Not so many minutes away from these slums are office buildings and shopping malls with the luxury to rival any in developed countries. It’s a tale of two cities, both ugly and hypocritical. And when there’s the COVID-19 pandemic, it is our inequality that exacerbates the crisis.
The slums provide Bangkok’s workers. They are the staff in snazzy clubs and fancy malls, the cleaners in offices and homes. So when there’s an outbreak in the playgrounds of the privileged, COVID-19 inevitably makes its way to the poor neighborhoods where the workers return to each day. Overcrowded and unsanitary, invariably, these neighborhoods become clusters.
Inequality in Thailand is a matter of culture, which Thisrupt has discussed many times and will continue to do more. As for this article, our urban planning is a symptom of said culture.

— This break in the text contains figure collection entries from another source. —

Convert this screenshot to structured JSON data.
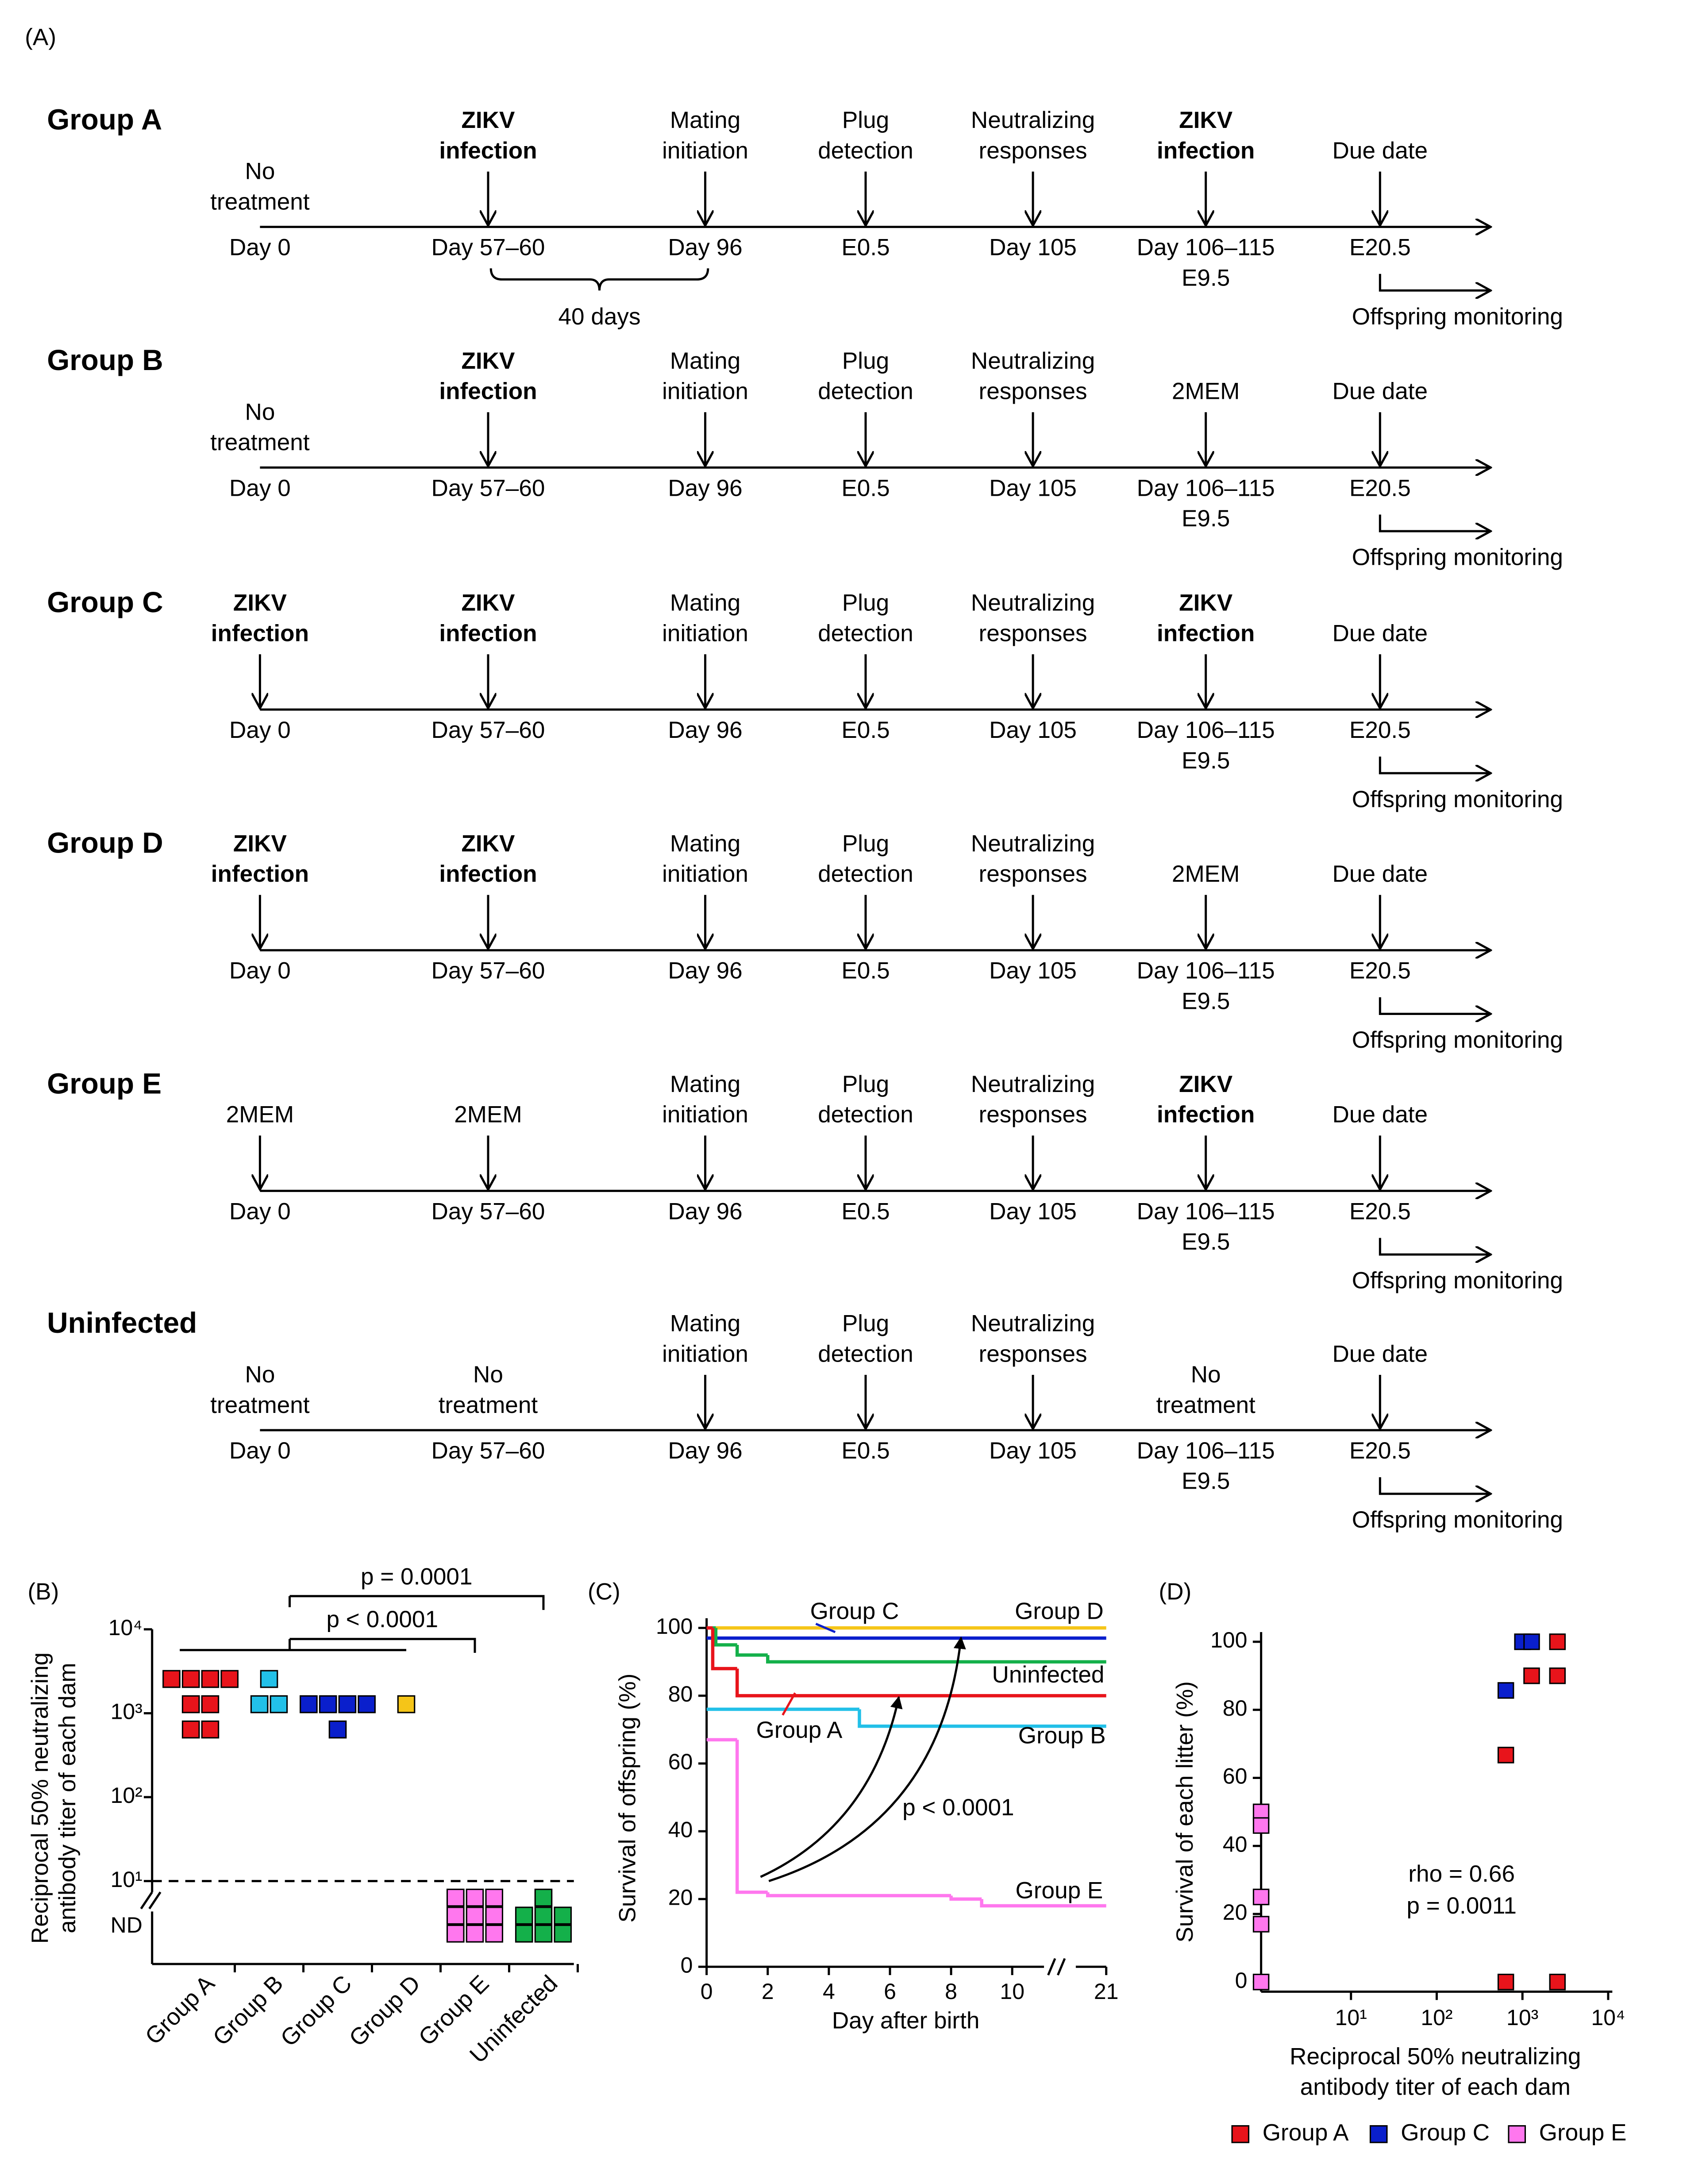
{
  "panel_a": {
    "label": "(A)",
    "axis_labels": [
      [
        "Day 0"
      ],
      [
        "Day 57–60"
      ],
      [
        "Day 96"
      ],
      [
        "E0.5"
      ],
      [
        "Day 105"
      ],
      [
        "Day 106–115",
        "E9.5"
      ],
      [
        "E20.5"
      ]
    ],
    "offspring_label": "Offspring monitoring",
    "groups": [
      {
        "name": "Group A",
        "color": "#e8141b",
        "interval_label": "40 days",
        "events": [
          {
            "label": [
              "No",
              "treatment"
            ],
            "arrow": false
          },
          {
            "label": [
              "ZIKV",
              "infection"
            ],
            "bold": true,
            "arrow": true
          },
          {
            "label": [
              "Mating",
              "initiation"
            ],
            "arrow": true
          },
          {
            "label": [
              "Plug",
              "detection"
            ],
            "arrow": true
          },
          {
            "label": [
              "Neutralizing",
              "responses"
            ],
            "arrow": true
          },
          {
            "label": [
              "ZIKV",
              "infection"
            ],
            "bold": true,
            "arrow": true
          },
          {
            "label": [
              "Due date"
            ],
            "arrow": true
          }
        ]
      },
      {
        "name": "Group B",
        "color": "#22c0e8",
        "events": [
          {
            "label": [
              "No",
              "treatment"
            ],
            "arrow": false
          },
          {
            "label": [
              "ZIKV",
              "infection"
            ],
            "bold": true,
            "arrow": true
          },
          {
            "label": [
              "Mating",
              "initiation"
            ],
            "arrow": true
          },
          {
            "label": [
              "Plug",
              "detection"
            ],
            "arrow": true
          },
          {
            "label": [
              "Neutralizing",
              "responses"
            ],
            "arrow": true
          },
          {
            "label": [
              "2MEM"
            ],
            "arrow": true
          },
          {
            "label": [
              "Due date"
            ],
            "arrow": true
          }
        ]
      },
      {
        "name": "Group C",
        "color": "#0a1fcc",
        "events": [
          {
            "label": [
              "ZIKV",
              "infection"
            ],
            "bold": true,
            "arrow": true
          },
          {
            "label": [
              "ZIKV",
              "infection"
            ],
            "bold": true,
            "arrow": true
          },
          {
            "label": [
              "Mating",
              "initiation"
            ],
            "arrow": true
          },
          {
            "label": [
              "Plug",
              "detection"
            ],
            "arrow": true
          },
          {
            "label": [
              "Neutralizing",
              "responses"
            ],
            "arrow": true
          },
          {
            "label": [
              "ZIKV",
              "infection"
            ],
            "bold": true,
            "arrow": true
          },
          {
            "label": [
              "Due date"
            ],
            "arrow": true
          }
        ]
      },
      {
        "name": "Group D",
        "color": "#f5c518",
        "events": [
          {
            "label": [
              "ZIKV",
              "infection"
            ],
            "bold": true,
            "arrow": true
          },
          {
            "label": [
              "ZIKV",
              "infection"
            ],
            "bold": true,
            "arrow": true
          },
          {
            "label": [
              "Mating",
              "initiation"
            ],
            "arrow": true
          },
          {
            "label": [
              "Plug",
              "detection"
            ],
            "arrow": true
          },
          {
            "label": [
              "Neutralizing",
              "responses"
            ],
            "arrow": true
          },
          {
            "label": [
              "2MEM"
            ],
            "arrow": true
          },
          {
            "label": [
              "Due date"
            ],
            "arrow": true
          }
        ]
      },
      {
        "name": "Group E",
        "color": "#ff77ee",
        "events": [
          {
            "label": [
              "2MEM"
            ],
            "arrow": true
          },
          {
            "label": [
              "2MEM"
            ],
            "arrow": true
          },
          {
            "label": [
              "Mating",
              "initiation"
            ],
            "arrow": true
          },
          {
            "label": [
              "Plug",
              "detection"
            ],
            "arrow": true
          },
          {
            "label": [
              "Neutralizing",
              "responses"
            ],
            "arrow": true
          },
          {
            "label": [
              "ZIKV",
              "infection"
            ],
            "bold": true,
            "arrow": true
          },
          {
            "label": [
              "Due date"
            ],
            "arrow": true
          }
        ]
      },
      {
        "name": "Uninfected",
        "color": "#14b04a",
        "events": [
          {
            "label": [
              "No",
              "treatment"
            ],
            "arrow": false
          },
          {
            "label": [
              "No",
              "treatment"
            ],
            "arrow": false
          },
          {
            "label": [
              "Mating",
              "initiation"
            ],
            "arrow": true
          },
          {
            "label": [
              "Plug",
              "detection"
            ],
            "arrow": true
          },
          {
            "label": [
              "Neutralizing",
              "responses"
            ],
            "arrow": true
          },
          {
            "label": [
              "No",
              "treatment"
            ],
            "arrow": false
          },
          {
            "label": [
              "Due date"
            ],
            "arrow": true
          }
        ]
      }
    ]
  },
  "chart_data": [
    {
      "type": "dot",
      "label": "(B)",
      "y_label": [
        "Reciprocal 50% neutralizing",
        "antibody titer of each dam"
      ],
      "categories": [
        "Group A",
        "Group B",
        "Group C",
        "Group D",
        "Group E",
        "Uninfected"
      ],
      "colors": [
        "#e8141b",
        "#22c0e8",
        "#0a1fcc",
        "#f5c518",
        "#ff77ee",
        "#14b04a"
      ],
      "values": [
        [
          2560,
          2560,
          2560,
          2560,
          1280,
          1280,
          640,
          640
        ],
        [
          2560,
          1280,
          1280
        ],
        [
          1280,
          1280,
          1280,
          1280,
          640
        ],
        [
          1280
        ],
        [
          null,
          null,
          null,
          null,
          null,
          null,
          null,
          null,
          null
        ],
        [
          null,
          null,
          null,
          null,
          null,
          null,
          null
        ]
      ],
      "ylim": [
        10,
        10000
      ],
      "log_y": true,
      "yticks": [
        {
          "value": 10,
          "label": "10¹"
        },
        {
          "value": 100,
          "label": "10²"
        },
        {
          "value": 1000,
          "label": "10³"
        },
        {
          "value": 10000,
          "label": "10⁴"
        }
      ],
      "nd_label": "ND",
      "comparisons": [
        {
          "label": "p = 0.0001"
        },
        {
          "label": "p < 0.0001"
        }
      ]
    },
    {
      "type": "step",
      "label": "(C)",
      "x_label": "Day after birth",
      "y_label": "Survival of offspring (%)",
      "xlim": [
        0,
        21
      ],
      "xticks": [
        0,
        2,
        4,
        6,
        8,
        10,
        21
      ],
      "x_break": true,
      "ylim": [
        0,
        100
      ],
      "yticks": [
        0,
        20,
        40,
        60,
        80,
        100
      ],
      "annotation": "p < 0.0001",
      "series": [
        {
          "name": "Group D",
          "color": "#f5c518",
          "x": [
            0
          ],
          "values": [
            100
          ]
        },
        {
          "name": "Group C",
          "color": "#0a1fcc",
          "x": [
            0
          ],
          "values": [
            97
          ]
        },
        {
          "name": "Uninfected",
          "color": "#14b04a",
          "x": [
            0,
            0.3,
            1,
            2
          ],
          "values": [
            100,
            95,
            92,
            90
          ]
        },
        {
          "name": "Group A",
          "color": "#e8141b",
          "x": [
            0,
            0.2,
            1
          ],
          "values": [
            100,
            88,
            80
          ]
        },
        {
          "name": "Group B",
          "color": "#22c0e8",
          "x": [
            0,
            5
          ],
          "values": [
            76,
            71
          ]
        },
        {
          "name": "Group E",
          "color": "#ff77ee",
          "x": [
            0,
            1,
            2,
            8,
            9
          ],
          "values": [
            67,
            22,
            21,
            20,
            18
          ]
        }
      ]
    },
    {
      "type": "scatter",
      "label": "(D)",
      "x_label": [
        "Reciprocal 50% neutralizing",
        "antibody titer of each dam"
      ],
      "y_label": "Survival of each litter (%)",
      "xlim": [
        1,
        10000
      ],
      "log_x": true,
      "xticks": [
        {
          "value": 10,
          "label": "10¹"
        },
        {
          "value": 100,
          "label": "10²"
        },
        {
          "value": 1000,
          "label": "10³"
        },
        {
          "value": 10000,
          "label": "10⁴"
        }
      ],
      "ylim": [
        0,
        100
      ],
      "yticks": [
        0,
        20,
        40,
        60,
        80,
        100
      ],
      "annotations": [
        "rho = 0.66",
        "p = 0.0011"
      ],
      "series": [
        {
          "name": "Group A",
          "color": "#e8141b",
          "x": [
            640,
            640,
            1280,
            2560,
            2560,
            2560
          ],
          "values": [
            66.7,
            0,
            90,
            100,
            90,
            0
          ]
        },
        {
          "name": "Group C",
          "color": "#0a1fcc",
          "x": [
            640,
            1000,
            1280
          ],
          "values": [
            85.7,
            100,
            100
          ]
        },
        {
          "name": "Group E",
          "color": "#ff77ee",
          "x": [
            null,
            null,
            null,
            null,
            null
          ],
          "values": [
            50,
            46,
            25,
            17,
            0
          ]
        }
      ]
    }
  ]
}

There’s nothing wrong with fancy buildings. There’s nothing wrong with more parks, greeneries, and gentrification. But there’s everything wrong that, at the same time, our fellow Thais live in poverty-stricken conditions and will continue to do so.
When development is the privilege of the few, while the poor are left behind, the famous Thai smile in and of itself is a lie.